Holder senior nie zna jeszcze płci Holdera juniora, ale jeśli to będzie chłopiec, to jedno jest pewne - malec nie będzie się ścigać na torze dla kraju, w którym się urodził. – Nie ma mowy! Nie ma najmniejszych szans na to, że będzie Brytyjczykiem! – zaznacza z uśmiechem na twarzy Chris Holder. - Jedynym plusem będzie to, że maleństwo nie będzie musiało wyczekiwać przez długi czas na lotniskach, bo będzie miało brytyjski paszport. Będzie mu dużo łatwiej niż mi - żartuje "Crispy".
Chris Holder nie od dziś uznawany jest za duże dziecko. Dla wielu ojcostwo może okazać się wielkim szokiem, ale dla żużlowca z Antypodów będzie to kolejny pasjonujący etap w życiu. – Czekam na tą chwilę z ogromnym zniecierpliwieniem. Kiedy poród jest coraz bliżej, jestem coraz bardziej podekscytowany.
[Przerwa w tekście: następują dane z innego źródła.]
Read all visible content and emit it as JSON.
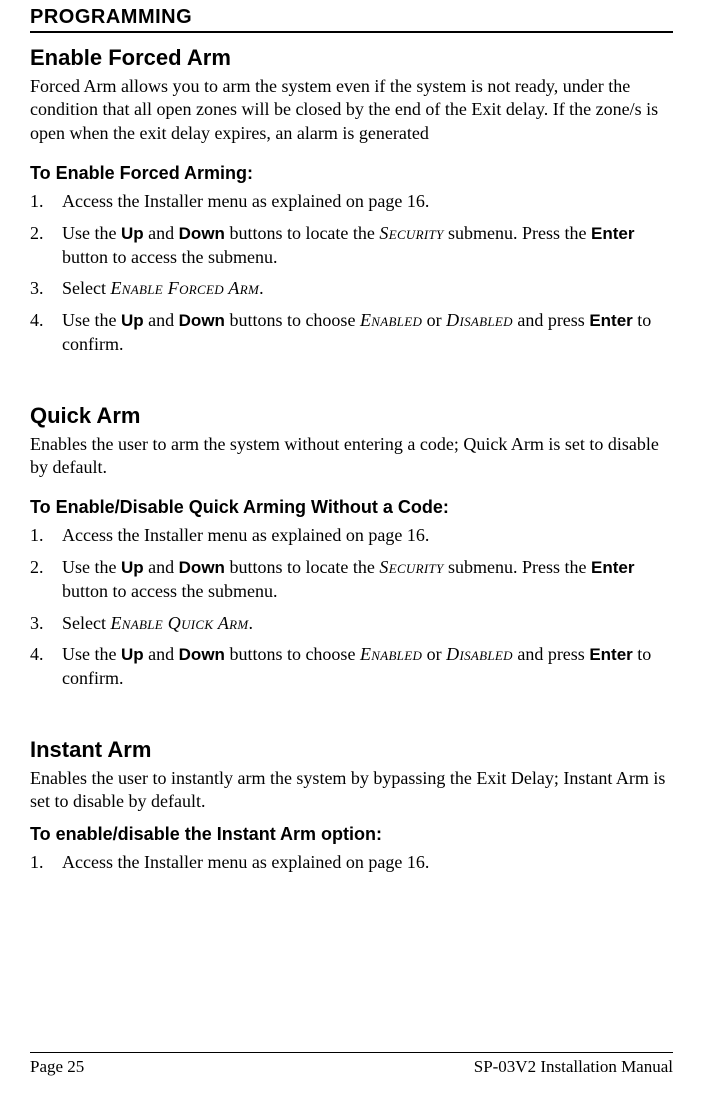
{
  "header": {
    "title": "PROGRAMMING"
  },
  "sections": {
    "forced": {
      "title": "Enable Forced Arm",
      "desc": "Forced Arm allows you to arm the system even if the system is not ready, under the condition that all open zones will be closed by the end of the Exit delay. If the zone/s is open when the exit delay expires, an alarm is generated",
      "sub": "To Enable Forced Arming:",
      "steps": {
        "s1": "Access the Installer menu as explained on page 16.",
        "s2a": "Use the ",
        "s2b": "Up",
        "s2c": " and ",
        "s2d": "Down",
        "s2e": " buttons to locate the ",
        "s2f": "Security",
        "s2g": " submenu. Press the ",
        "s2h": "Enter",
        "s2i": " button to access the submenu.",
        "s3a": "Select ",
        "s3b": "Enable Forced Arm",
        "s3c": ".",
        "s4a": "Use the ",
        "s4b": "Up",
        "s4c": " and ",
        "s4d": "Down",
        "s4e": " buttons to choose ",
        "s4f": "Enabled",
        "s4g": " or ",
        "s4h": "Disabled",
        "s4i": " and press ",
        "s4j": "Enter",
        "s4k": " to confirm."
      }
    },
    "quick": {
      "title": "Quick Arm",
      "desc": "Enables the user to arm the system without entering a code; Quick Arm is set to disable by default.",
      "sub": "To Enable/Disable Quick Arming Without a Code:",
      "steps": {
        "s1": "Access the Installer menu as explained on page 16.",
        "s2a": "Use the ",
        "s2b": "Up",
        "s2c": " and ",
        "s2d": "Down",
        "s2e": " buttons to locate the ",
        "s2f": "Security",
        "s2g": " submenu. Press the ",
        "s2h": "Enter",
        "s2i": " button to access the submenu.",
        "s3a": "Select ",
        "s3b": "Enable Quick Arm",
        "s3c": ".",
        "s4a": "Use the ",
        "s4b": "Up",
        "s4c": " and ",
        "s4d": "Down",
        "s4e": " buttons to choose ",
        "s4f": "Enabled",
        "s4g": " or ",
        "s4h": "Disabled",
        "s4i": " and press ",
        "s4j": "Enter",
        "s4k": " to confirm."
      }
    },
    "instant": {
      "title": "Instant Arm",
      "desc": "Enables the user to instantly arm the system by bypassing the Exit Delay; Instant Arm is set to disable by default.",
      "sub": "To enable/disable the Instant Arm option:",
      "steps": {
        "s1": "Access the Installer menu as explained on page 16."
      }
    }
  },
  "footer": {
    "left": "Page 25",
    "right": "SP-03V2 Installation Manual"
  },
  "nums": {
    "n1": "1.",
    "n2": "2.",
    "n3": "3.",
    "n4": "4."
  }
}
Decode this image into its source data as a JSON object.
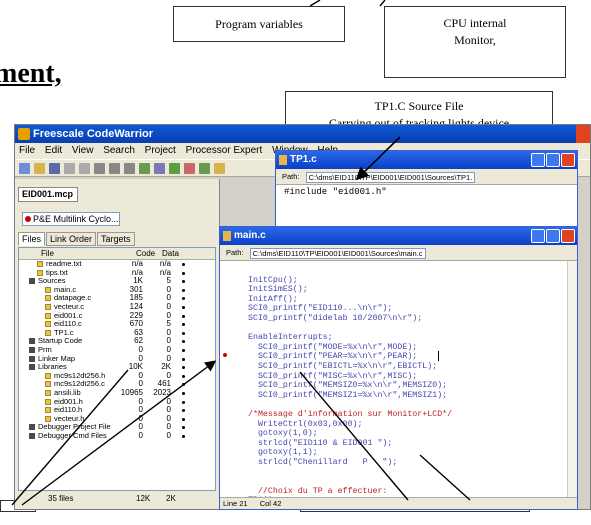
{
  "callouts": {
    "program_variables": "Program variables",
    "cpu_line1": "CPU internal",
    "cpu_line2": "Monitor,",
    "tp1_line1": "TP1.C Source File",
    "tp1_line2": "Carrying out of tracking lights device"
  },
  "heading": "ment,",
  "app": {
    "title": "Freescale CodeWarrior",
    "menu": [
      "File",
      "Edit",
      "View",
      "Search",
      "Project",
      "Processor Expert",
      "Window",
      "Help"
    ]
  },
  "project": {
    "tab": "EID001.mcp",
    "target": "P&E Multilink Cyclo...",
    "subtabs": [
      "Files",
      "Link Order",
      "Targets"
    ],
    "columns": [
      "File",
      "Code",
      "Data"
    ],
    "files": [
      {
        "name": "readme.txt",
        "code": "n/a",
        "data": "n/a",
        "indent": 1,
        "type": "f"
      },
      {
        "name": "tips.txt",
        "code": "n/a",
        "data": "n/a",
        "indent": 1,
        "type": "f"
      },
      {
        "name": "Sources",
        "code": "1K",
        "data": "5",
        "indent": 0,
        "type": "d"
      },
      {
        "name": "main.c",
        "code": "301",
        "data": "0",
        "indent": 2,
        "type": "f"
      },
      {
        "name": "datapage.c",
        "code": "185",
        "data": "0",
        "indent": 2,
        "type": "f"
      },
      {
        "name": "vecteur.c",
        "code": "124",
        "data": "0",
        "indent": 2,
        "type": "f"
      },
      {
        "name": "eid001.c",
        "code": "229",
        "data": "0",
        "indent": 2,
        "type": "f"
      },
      {
        "name": "eid110.c",
        "code": "670",
        "data": "5",
        "indent": 2,
        "type": "f"
      },
      {
        "name": "TP1.c",
        "code": "63",
        "data": "0",
        "indent": 2,
        "type": "f"
      },
      {
        "name": "Startup Code",
        "code": "62",
        "data": "0",
        "indent": 0,
        "type": "d"
      },
      {
        "name": "Prm",
        "code": "0",
        "data": "0",
        "indent": 0,
        "type": "d"
      },
      {
        "name": "Linker Map",
        "code": "0",
        "data": "0",
        "indent": 0,
        "type": "d"
      },
      {
        "name": "Libraries",
        "code": "10K",
        "data": "2K",
        "indent": 0,
        "type": "d"
      },
      {
        "name": "mc9s12dt256.h",
        "code": "0",
        "data": "0",
        "indent": 2,
        "type": "f"
      },
      {
        "name": "mc9s12dt256.c",
        "code": "0",
        "data": "461",
        "indent": 2,
        "type": "f"
      },
      {
        "name": "ansili.lib",
        "code": "10965",
        "data": "2023",
        "indent": 2,
        "type": "f"
      },
      {
        "name": "eid001.h",
        "code": "0",
        "data": "0",
        "indent": 2,
        "type": "f"
      },
      {
        "name": "eid110.h",
        "code": "0",
        "data": "0",
        "indent": 2,
        "type": "f"
      },
      {
        "name": "vecteur.h",
        "code": "0",
        "data": "0",
        "indent": 2,
        "type": "f"
      },
      {
        "name": "Debugger Project File",
        "code": "0",
        "data": "0",
        "indent": 0,
        "type": "d"
      },
      {
        "name": "Debugger Cmd Files",
        "code": "0",
        "data": "0",
        "indent": 0,
        "type": "d"
      }
    ],
    "status": {
      "files": "35 files",
      "code": "12K",
      "data": "2K"
    }
  },
  "tp1_window": {
    "title": "TP1.c",
    "path_label": "Path:",
    "path": "C:\\dms\\EID110\\TP\\EID001\\EID001\\Sources\\TP1.",
    "code": [
      "#include \"eid001.h\""
    ]
  },
  "main_window": {
    "title": "main.c",
    "path_label": "Path:",
    "path": "C:\\dms\\EID110\\TP\\EID001\\EID001\\Sources\\main.c",
    "status_line": "Line 21",
    "status_col": "Col 42"
  },
  "colors": {
    "title_blue": "#0b3fc7",
    "code_blue": "#4646b0",
    "comment_red": "#c02020"
  }
}
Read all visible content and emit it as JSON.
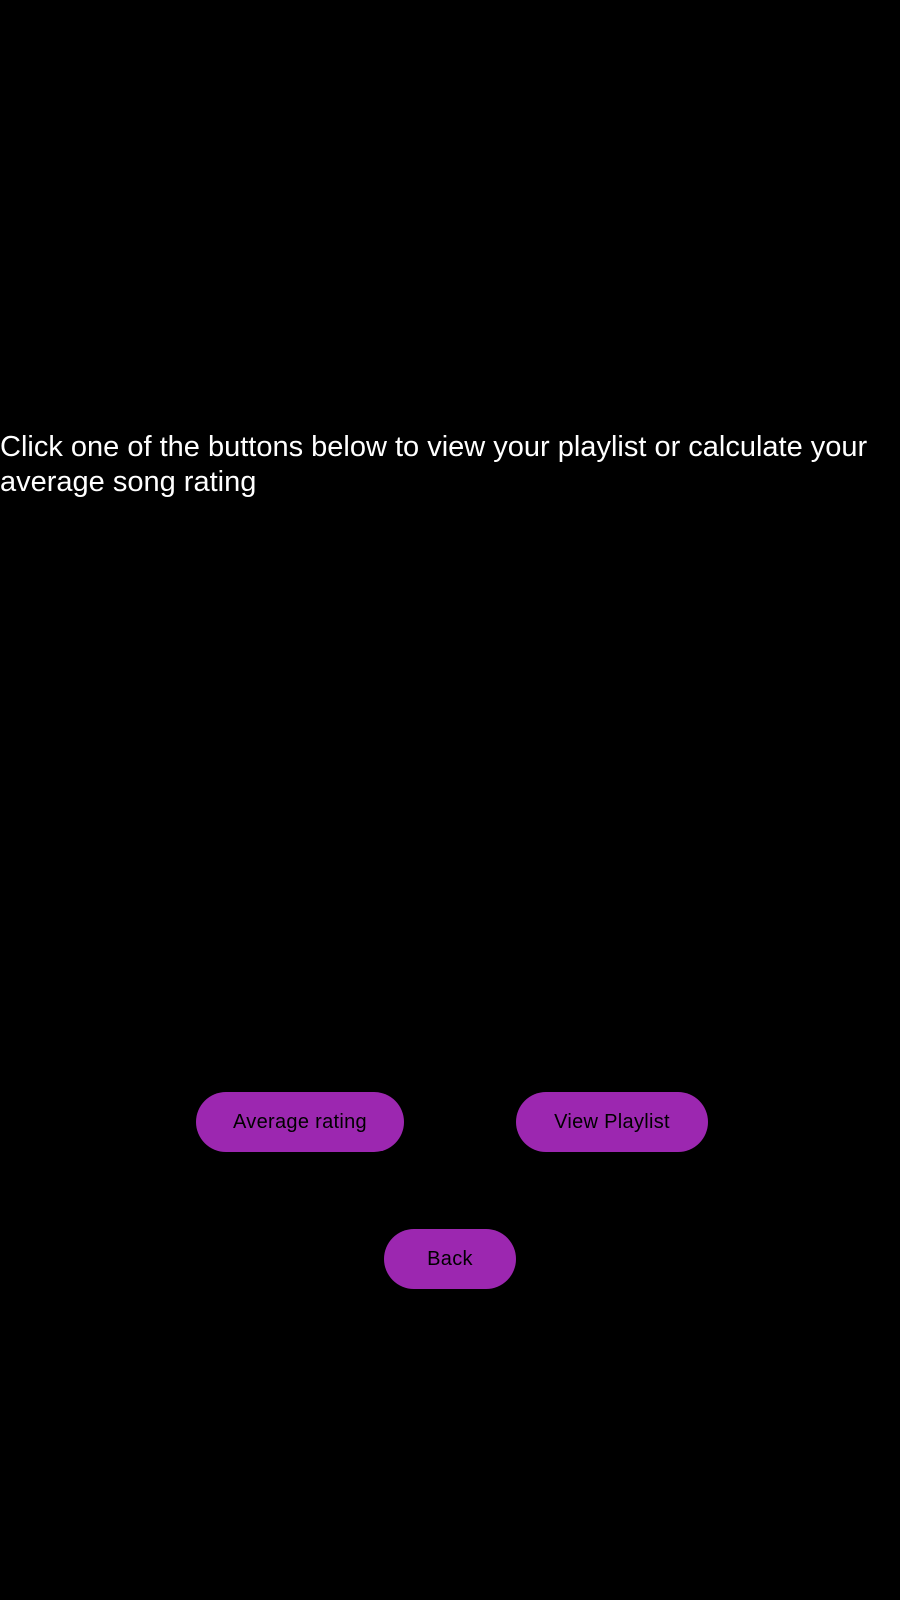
{
  "screen": {
    "instruction_text": "Click one of the buttons below to view your playlist or calculate your average song rating",
    "background_color": "#000000",
    "text_color": "#ffffff"
  },
  "buttons": {
    "average_rating_label": "Average rating",
    "view_playlist_label": "View Playlist",
    "back_label": "Back",
    "fill_color": "#9c27b0",
    "label_color": "#000000"
  }
}
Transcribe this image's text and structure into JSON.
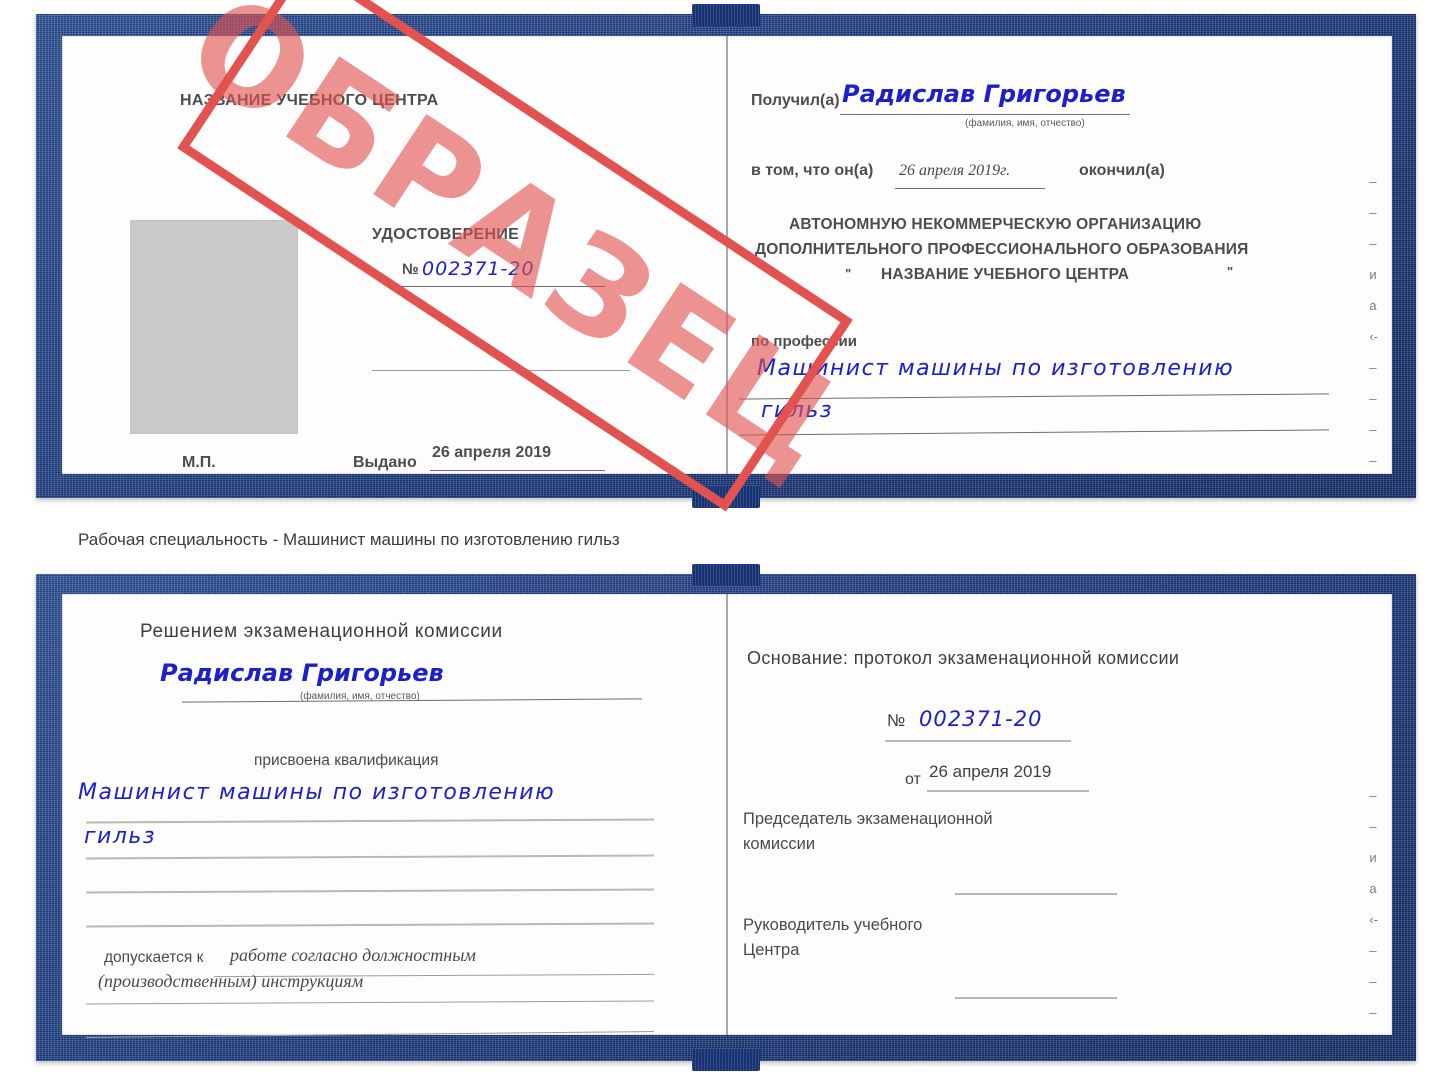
{
  "document": {
    "kind": "certificate-scan",
    "caption": "Рабочая специальность - Машинист машины по изготовлению гильз",
    "stamp_label": "ОБРАЗЕЦ",
    "stamp_color": "#e2524f",
    "cover_color": "#21479b",
    "ink_color": "#1d20c8"
  },
  "top_certificate": {
    "left_page": {
      "org_title": "НАЗВАНИЕ УЧЕБНОГО ЦЕНТРА",
      "doc_title": "УДОСТОВЕРЕНИЕ",
      "number_label": "№",
      "number_value": "002371-20",
      "issued_label": "Выдано",
      "issued_value": "26 апреля 2019",
      "seal_label": "М.П.",
      "photo_placeholder": "photo-area"
    },
    "right_page": {
      "received_label": "Получил(а)",
      "received_value": "Радислав Григорьев",
      "fio_hint": "(фамилия, имя, отчество)",
      "that_he_label": "в том, что он(а)",
      "completion_date": "26 апреля 2019г.",
      "finished_label": "окончил(а)",
      "org_line_1": "АВТОНОМНУЮ НЕКОММЕРЧЕСКУЮ ОРГАНИЗАЦИЮ",
      "org_line_2": "ДОПОЛНИТЕЛЬНОГО ПРОФЕССИОНАЛЬНОГО ОБРАЗОВАНИЯ",
      "org_quote_open": "\"",
      "org_line_3": "НАЗВАНИЕ УЧЕБНОГО ЦЕНТРА",
      "org_quote_close": "\"",
      "profession_label": "по профессии",
      "profession_value_line1": "Машинист машины по изготовлению",
      "profession_value_line2": "гильз",
      "margin_marks": [
        "–",
        "–",
        "–",
        "и",
        "а",
        "‹-",
        "–",
        "–",
        "–",
        "–"
      ]
    }
  },
  "bottom_certificate": {
    "left_page": {
      "heading": "Решением экзаменационной комиссии",
      "name_value": "Радислав Григорьев",
      "fio_hint": "(фамилия, имя, отчество)",
      "qualification_label": "присвоена квалификация",
      "qualification_line1": "Машинист машины по изготовлению",
      "qualification_line2": "гильз",
      "admitted_label": "допускается к",
      "admitted_value_line1": "работе согласно должностным",
      "admitted_value_line2": "(производственным) инструкциям"
    },
    "right_page": {
      "basis_label": "Основание: протокол экзаменационной комиссии",
      "number_label": "№",
      "number_value": "002371-20",
      "date_label": "от",
      "date_value": "26 апреля 2019",
      "chairman_line1": "Председатель экзаменационной",
      "chairman_line2": "комиссии",
      "head_line1": "Руководитель учебного",
      "head_line2": "Центра",
      "margin_marks": [
        "–",
        "–",
        "и",
        "а",
        "‹-",
        "–",
        "–",
        "–"
      ]
    }
  }
}
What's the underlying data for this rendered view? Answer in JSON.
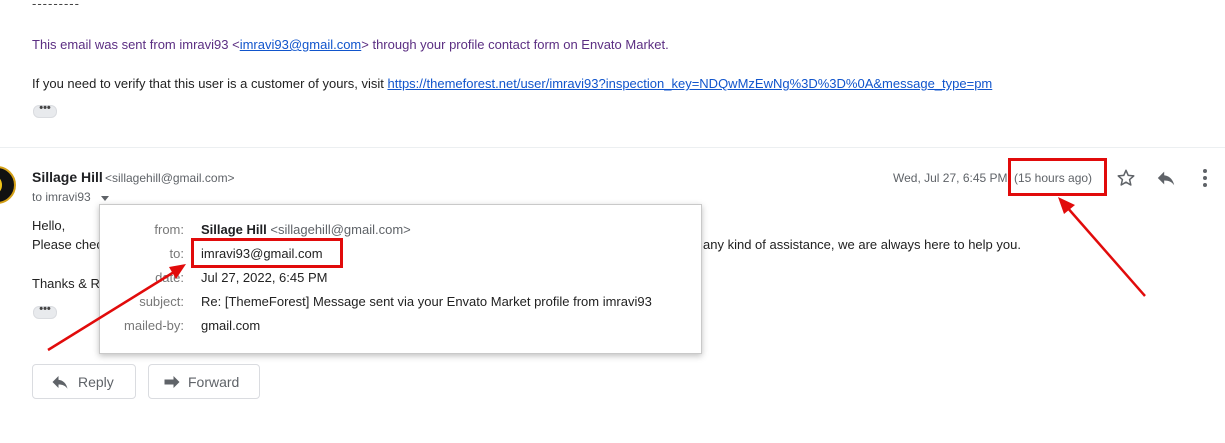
{
  "previous_message": {
    "dashes": "---------",
    "sent_prefix": "This email was sent from imravi93 <",
    "sent_email": "imravi93@gmail.com",
    "sent_suffix": "> through your profile contact form on Envato Market.",
    "verify_prefix": "If you need to verify that this user is a customer of yours, visit ",
    "verify_link": "https://themeforest.net/user/imravi93?inspection_key=NDQwMzEwNg%3D%3D%0A&message_type=pm",
    "more_dots": "•••"
  },
  "message": {
    "sender_name": "Sillage Hill",
    "sender_email": "<sillagehill@gmail.com>",
    "to_line": "to imravi93",
    "date": "Wed, Jul 27, 6:45 PM",
    "ago": "(15 hours ago)",
    "body_hello": "Hello,",
    "body_please": "Please chec",
    "body_rest": "any kind of assistance, we are always here to help you.",
    "body_thanks": "Thanks & R",
    "more_dots": "•••"
  },
  "details": {
    "from_label": "from:",
    "from_name": "Sillage Hill",
    "from_email": "<sillagehill@gmail.com>",
    "to_label": "to:",
    "to_value": "imravi93@gmail.com",
    "date_label": "date:",
    "date_value": "Jul 27, 2022, 6:45 PM",
    "subject_label": "subject:",
    "subject_value": "Re: [ThemeForest] Message sent via your Envato Market profile from imravi93",
    "mailedby_label": "mailed-by:",
    "mailedby_value": "gmail.com"
  },
  "actions": {
    "reply_label": "Reply",
    "forward_label": "Forward"
  },
  "icons": {
    "star": "star-icon",
    "reply": "reply-icon",
    "more": "more-vert-icon",
    "to_caret": "caret-down-icon"
  },
  "colors": {
    "annotation_red": "#e10b0b",
    "link_blue": "#1155cc",
    "envato_purple": "#5b2e82"
  }
}
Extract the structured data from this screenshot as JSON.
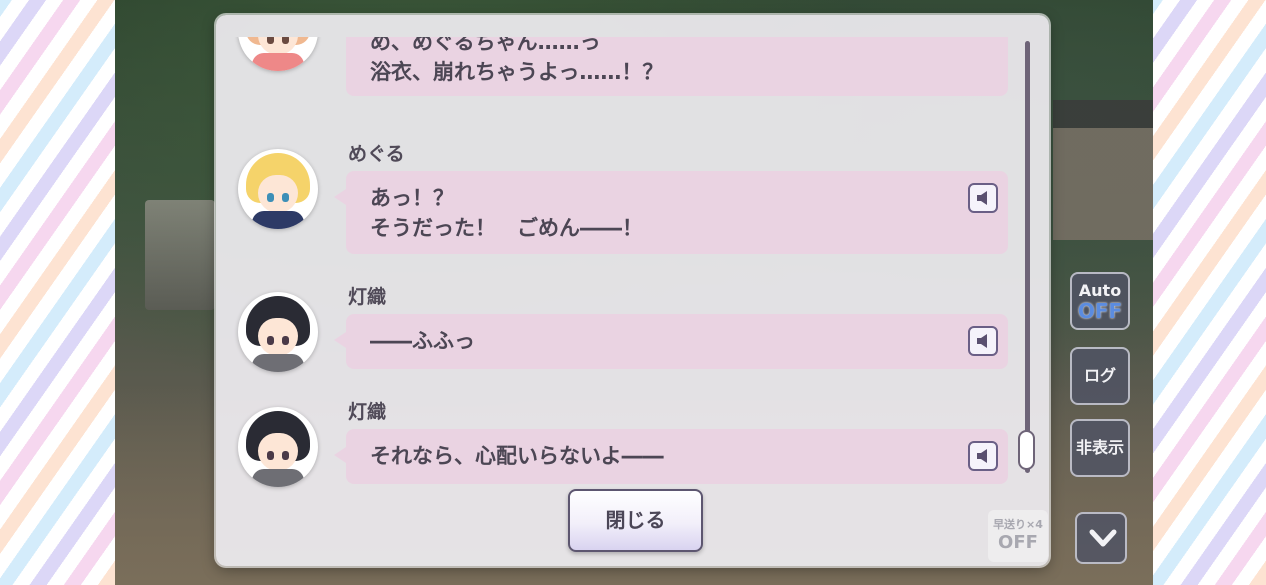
{
  "log": {
    "entries": [
      {
        "speaker": "",
        "lines": [
          "め、めぐるちゃん……っ",
          "浴衣、崩れちゃうよっ……！？"
        ],
        "avatar": "peach"
      },
      {
        "speaker": "めぐる",
        "lines": [
          "あっ！？",
          "そうだった！　ごめん――！"
        ],
        "avatar": "blonde"
      },
      {
        "speaker": "灯織",
        "lines": [
          "――ふふっ"
        ],
        "avatar": "dark"
      },
      {
        "speaker": "灯織",
        "lines": [
          "それなら、心配いらないよ――"
        ],
        "avatar": "dark"
      }
    ],
    "close_label": "閉じる"
  },
  "controls": {
    "auto_label": "Auto",
    "auto_state": "OFF",
    "log_label": "ログ",
    "hide_label": "非表示",
    "speed_label": "早送り×4",
    "speed_state": "OFF"
  },
  "colors": {
    "bubble": "#ead3e2",
    "panel": "#eeecf0",
    "text": "#4c4654",
    "accent": "#5b8ce0"
  }
}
Z pewnością na początku będzie jakoś dziwnie i inaczej niż zwykle. Może i mam 24 lata, ale w mojej głowie czuję jakbym miał nadal 16 lat. Troszeczkę dziwaczne uczucie, bo już za parę dni zostanę ojcem – mówi Holder i dodaje: - Oczywiście nie twierdzę, że to źle, czy coś w tym stylu. Jeśli masz młodego tatę, to jest całkiem fajnie. Z pewnością spadnie na mnie sporo nowych obowiązków, ale nie wydaję mi się, że przez to się zmienię.
- Pod koniec każdego ciężkiego i pracowitego dnia, będę miał pewność, że w domu czeka na mnie moja mała rodzinka i to na pewno będzie świetne uczucie – kontynuuje Holder.
Australijczyk przyznaje, że obecnie nie rozstaje się ze swoim telefonem i co jakiś czas sprawdza, czy nie otrzymał jakichś wiadomości z Wielkiej Brytanii. - Podczas podróży do Auckland, za każdym razem gdy mieliśmy przesiadkę sprawdzałem telefon. Czekałem na jakiekolwiek newsy. Ale jak do tej pory nie ma żadnych, więc jest dobrze. Mam nadzieję, że Sealy wytrzyma i poczeka na mnie aż wrócę. Oczywiście nigdy nie można tego zaplanować, bo poród może nastąpić w każdej chwili. Liczę, że po wygranej inauguracyjnej rundzie w Auckland, kiedy wrócę do domu, to będę mógł zobaczyć jak maleństwo przychodzi na świat – zakończył Chris Holder.